Fireman courses are available in fire science, fire science technology, and related certificate and associate degree programs. Some students also pursue bachelor's degrees that include administration and public policy components for professional advancement in fire science and service careers.
Community colleges may offer fire academy or firefighter training, which consists of extensive practical and classroom instruction. The training lengths vary due to day and evening schedules. In some cases, admission requirements include active EMT certification. Applicants must also pass a physical exam and be accepted to the college offering the program. Graduates are prepared to apply for firefighter certification.
Some common concepts taught in firefighting classes include:
In this beginning fireman's course students combine classroom and lab time to learn basic principles of fire science and suppression. It is a required class that usually begins with first aid and first responder training. Students get to practice donning protective gear and carrying out job responsibilities while wearing it. Chain of command, communications, and fire department operations are emphasized.
This required class offers a comprehensive examination of foam and water fire suppression, using the introductory fireman course as a foundation. Training includes firefighting strategies for residential, commercial, vehicular, water, wilderness, and brush fires. Firefighters learn appropriate measures for urban, suburban, and rural concerns. Coursework and field training include hazardous materials handling.
Most students in fireman courses take this mandatory class of lectures and labs midway through their program. They learn the physical and chemical characteristics of different kinds of fire, such as electrical or chemical fires, as well as how fires can start and spread. Students gain an understanding of accelerants, weather and construction materials, as well as urban, suburban and rural topography and its influence on fires.

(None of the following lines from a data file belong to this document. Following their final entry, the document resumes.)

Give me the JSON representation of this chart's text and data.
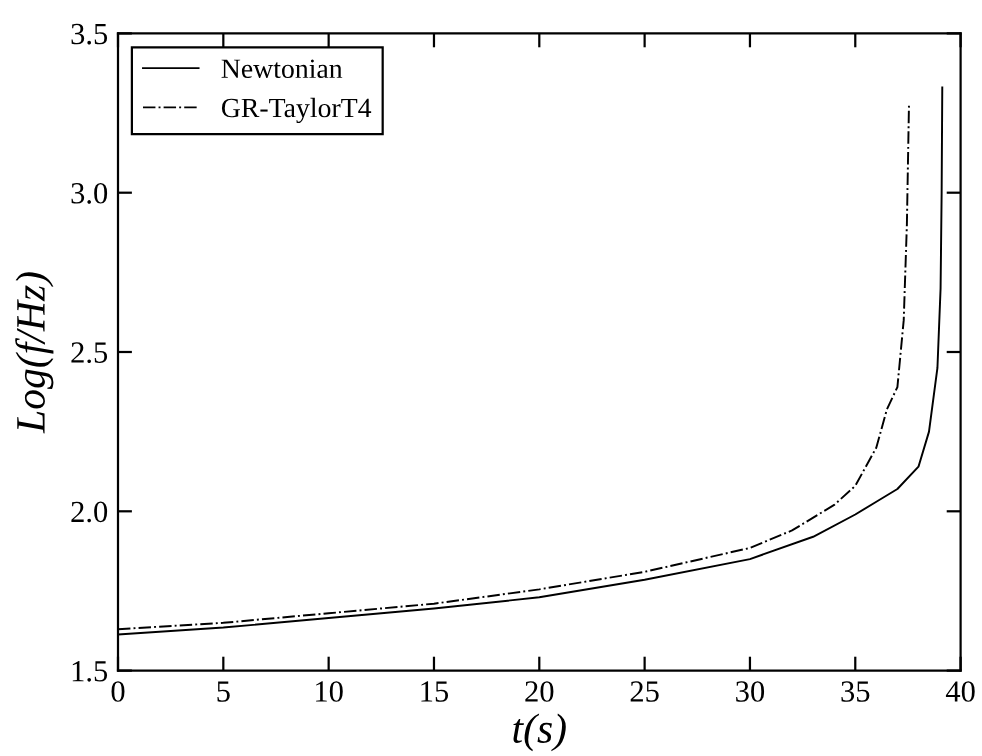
{
  "chart_data": {
    "type": "line",
    "xlabel": "t(s)",
    "ylabel": "Log(f/Hz)",
    "xlim": [
      0,
      40
    ],
    "ylim": [
      1.5,
      3.5
    ],
    "xticks": [
      0,
      5,
      10,
      15,
      20,
      25,
      30,
      35,
      40
    ],
    "yticks": [
      1.5,
      {
        "value": 2,
        "label": "2.0"
      },
      2.5,
      {
        "value": 3,
        "label": "3.0"
      },
      3.5
    ],
    "grid": false,
    "legend": "top left",
    "marker": "none",
    "series": [
      {
        "name": "Newtonian",
        "color": "#000000",
        "line_style": "solid",
        "x": [
          0,
          5,
          10,
          15,
          20,
          25,
          30,
          33,
          35,
          36,
          37,
          38,
          38.5,
          38.9,
          39.05,
          39.1,
          39.13
        ],
        "values": [
          1.613,
          1.635,
          1.665,
          1.695,
          1.73,
          1.785,
          1.85,
          1.92,
          1.99,
          2.03,
          2.07,
          2.14,
          2.25,
          2.45,
          2.7,
          3.0,
          3.33
        ]
      },
      {
        "name": "GR-TaylorT4",
        "color": "#000000",
        "line_style": "dashdot",
        "x": [
          0,
          5,
          10,
          15,
          20,
          25,
          30,
          32,
          34,
          35,
          36,
          36.5,
          37,
          37.3,
          37.45,
          37.55
        ],
        "values": [
          1.63,
          1.65,
          1.68,
          1.71,
          1.755,
          1.81,
          1.885,
          1.94,
          2.02,
          2.08,
          2.2,
          2.32,
          2.39,
          2.6,
          2.9,
          3.28
        ]
      }
    ]
  }
}
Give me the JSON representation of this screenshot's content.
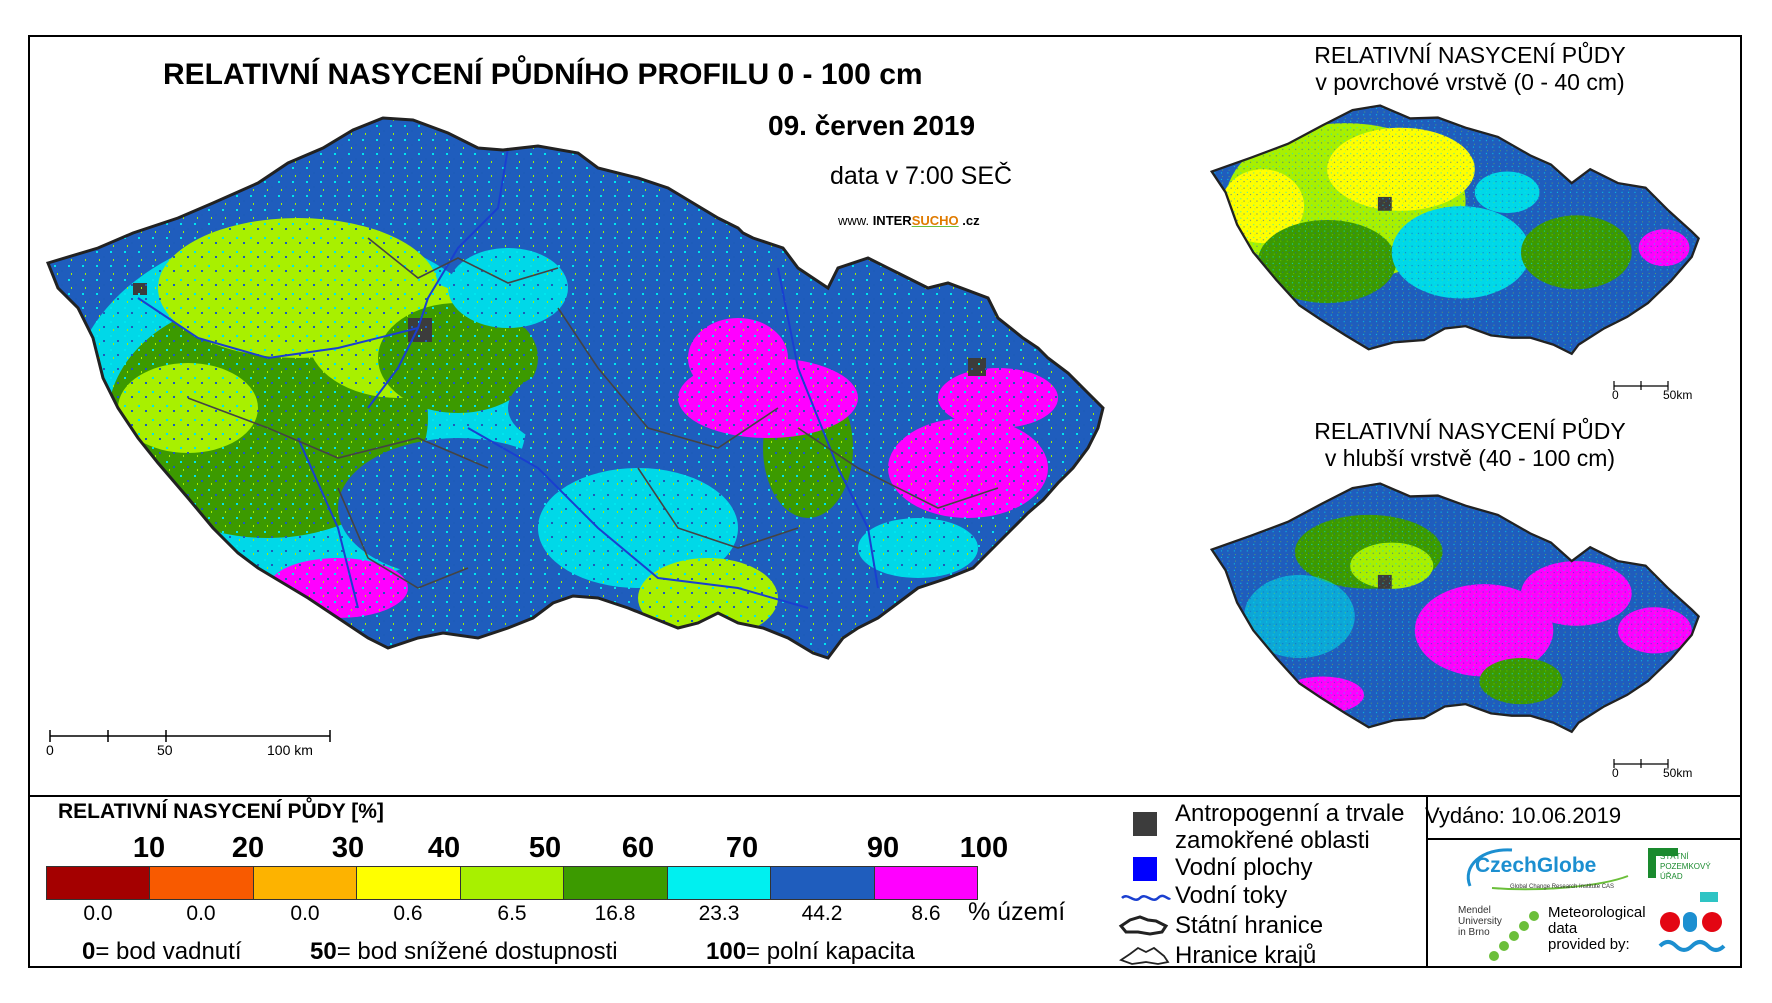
{
  "header": {
    "title": "RELATIVNÍ NASYCENÍ PŮDNÍHO PROFILU 0 - 100 cm",
    "date": "09. červen 2019",
    "data_time": "data v 7:00 SEČ",
    "web_prefix": "www.",
    "web_brand_1": "INTER",
    "web_brand_2": "SUCHO",
    "web_suffix": ".cz"
  },
  "side_maps": {
    "top_title_1": "RELATIVNÍ NASYCENÍ PŮDY",
    "top_title_2": "v povrchové vrstvě (0 - 40 cm)",
    "bottom_title_1": "RELATIVNÍ NASYCENÍ PŮDY",
    "bottom_title_2": "v hlubší vrstvě (40 - 100 cm)",
    "scale_zero": "0",
    "scale_km": "50km"
  },
  "main_scale": {
    "labels": [
      "0",
      "50",
      "100 km"
    ]
  },
  "legend": {
    "title": "RELATIVNÍ NASYCENÍ PŮDY [%]",
    "ticks": [
      "10",
      "20",
      "30",
      "40",
      "50",
      "60",
      "70",
      "90",
      "100"
    ],
    "classes": [
      {
        "color": "#a40000",
        "area_pct": "0.0"
      },
      {
        "color": "#f85a00",
        "area_pct": "0.0"
      },
      {
        "color": "#fdb300",
        "area_pct": "0.0"
      },
      {
        "color": "#ffff00",
        "area_pct": "0.6"
      },
      {
        "color": "#a8f000",
        "area_pct": "6.5"
      },
      {
        "color": "#3c9a00",
        "area_pct": "16.8"
      },
      {
        "color": "#00f0f0",
        "area_pct": "23.3"
      },
      {
        "color": "#1f5dbd",
        "area_pct": "44.2"
      },
      {
        "color": "#ff00ff",
        "area_pct": "8.6"
      }
    ],
    "unit": "% území",
    "def_0_num": "0",
    "def_0_txt": "= bod vadnutí",
    "def_50_num": "50",
    "def_50_txt": "= bod snížené dostupnosti",
    "def_100_num": "100",
    "def_100_txt": "= polní kapacita"
  },
  "symbols": {
    "anthropogenic_1": "Antropogenní a trvale",
    "anthropogenic_2": "zamokřené oblasti",
    "water_areas": "Vodní plochy",
    "rivers": "Vodní toky",
    "state_border": "Státní hranice",
    "regions_border": "Hranice krajů",
    "anthro_color": "#3c3c3c",
    "water_color": "#0000ff"
  },
  "footer": {
    "issued": "Vydáno: 10.06.2019",
    "czechglobe": "CzechGlobe",
    "czechglobe_sub": "Global Change Research Institute CAS",
    "spu_1": "STÁTNÍ",
    "spu_2": "POZEMKOVÝ",
    "spu_3": "ÚŘAD",
    "mendel_1": "Mendel",
    "mendel_2": "University",
    "mendel_3": "in Brno",
    "met_1": "Meteorological",
    "met_2": "data",
    "met_3": "provided by:"
  }
}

Pre-planning is a key strategy for fighting building fires. Students in this fireman's course are introduced to different building methods and materials in the context of fire safety. Lectures and labs are delivered with the intent of maximizing fireman safety both before and during a fire, in which all or part of the building is at risk for collapse. This required course is taken after basic firefighting and fire suppression courses and includes building inspection procedures and minimum standards for building codes.
A reliable working knowledge of the Office of Safety and Health Administration (OSHA) requirements is important to a successful firefighting career. Upon completion of this required class, firemen are able to quickly identify hazardous conditions or situations and act fast in an emergency. Safe rescue operations for wilderness, confined spaces, fast water, inclement weather, high rises, and acts of terrorism are studied in classroom and lab settings.
In this course, required by some programs, students learn to identify the origin and nature of a particular fire. Coursework includes how to secure the scene, as well as how to document and collect evidence. Students also learn to prepare and report findings. Students learn to make a determination of arson or non-arson related with respect to particular fire-related incidents.